Holly found her way outside to the pay phone and lit a cigarette. So that's what burning the flag had been about— money. Or maybe it had been about principle, and the money was just gravy. What mattered was that Lyle hadn't been straight with her, but she couldn't manage to get worked up about that considering she hadn't been straight with him, either. Somehow they'd managed to balance things out. As she dug into her pocket for a quarter, she imagined him back at the house, shuffling around in his slippers
and feeling ashamed for letting her think better of him than he deserved.

When he answered the phone, she told him she was at the video parlor on Bluff Road. She told him she'd been there every morning for months, during which time she'd lost several thousand dollars. “And I wasn't even going to tell you. Or I was maybe going to tell you, but only because I was scared you'd find out anyway, but now Beatty—did I mention Beatty's here?—he just said you burned the flag for money.”

“My father's on the other line,” Lyle said. “Can you hold on?”

“I want you to take the job. I just didn't want you to take it because of me.”

“I know,” he said. “Anyhow, I start on Monday. Now, don't hang up.” He clicked over to finish the conversation with his father. When he came back, he told Holly to stay put. “I'll be there in five minutes,” he said. “We'll celebrate.”

Lyle arrived at Fortunes carrying the bag of cash he'd won from his coworkers. “We're either going to get back your money or go broke trying,” he said. They found a pair of vacant machines in a room where two white-haired women sat sharing a bowl of peppermints. Lyle surprised Holly by handing each of the women a ten-dollar bill. “What goes around comes around,” he said.

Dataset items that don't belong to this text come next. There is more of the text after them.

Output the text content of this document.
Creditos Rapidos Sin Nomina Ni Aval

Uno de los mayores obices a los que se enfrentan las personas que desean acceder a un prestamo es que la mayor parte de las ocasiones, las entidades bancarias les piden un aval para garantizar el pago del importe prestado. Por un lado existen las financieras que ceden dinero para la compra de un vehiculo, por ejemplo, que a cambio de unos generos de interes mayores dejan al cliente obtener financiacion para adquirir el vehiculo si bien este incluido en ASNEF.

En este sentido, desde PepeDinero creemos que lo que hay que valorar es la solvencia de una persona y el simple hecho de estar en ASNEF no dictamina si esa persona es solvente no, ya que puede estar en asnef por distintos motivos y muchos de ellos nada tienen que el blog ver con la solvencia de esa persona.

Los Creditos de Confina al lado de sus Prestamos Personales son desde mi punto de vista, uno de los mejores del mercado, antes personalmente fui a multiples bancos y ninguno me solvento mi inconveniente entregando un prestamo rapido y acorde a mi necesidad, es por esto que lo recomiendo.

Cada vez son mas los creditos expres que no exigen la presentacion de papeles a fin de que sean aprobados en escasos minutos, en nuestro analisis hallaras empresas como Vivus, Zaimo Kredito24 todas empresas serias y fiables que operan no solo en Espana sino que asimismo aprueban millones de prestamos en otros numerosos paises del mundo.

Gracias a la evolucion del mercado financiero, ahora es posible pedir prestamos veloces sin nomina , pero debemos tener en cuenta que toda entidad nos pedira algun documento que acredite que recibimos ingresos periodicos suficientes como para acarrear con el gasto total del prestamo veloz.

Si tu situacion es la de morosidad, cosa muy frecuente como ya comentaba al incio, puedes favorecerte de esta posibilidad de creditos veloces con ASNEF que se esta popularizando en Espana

At first, playing poker alongside Lyle gave Holly the willies, but he kept peppering her with questions about rules and strategies as if this were a perfectly normal way for them to spend an afternoon. He didn't seem to notice that in the course of the last day, he had become exactly the person he never wanted to be. And only once or twice did Holly
accuse herself of cowardice—selfish cowardice—because in fact it didn't really bother her. All in all, she was feeling pretty good about the way things had turned out. Each time she was hit by a pang—each time her stomach turned over and she felt sure that the giddy glow of their afternoon was about to wear off, that it would all seem hollow and sad— Lyle shoveled another bill into the machine, betraying no doubt or regret. As they began to lose money in earnest, they grinned at the irony of it and made jokes about patronizing the family business, investing in their future. If Lyle was faking it, Holly couldn't tell. A half hour later, when he hit a seven-hundred-dollar jackpot, she took it as a good omen.

The electronic cascade of bells had just ended when Covey poked his head in. “This must be the lucky room,” he said. Then he saw Lyle and his smile withered into a frown. He peered around, like maybe he was hoping to find some cousins of his waiting in the wings, and then he was swinging at Lyle. Lyle saw it coming. He stepped aside as Covey's fist disappeared into the wall with a sickening crack.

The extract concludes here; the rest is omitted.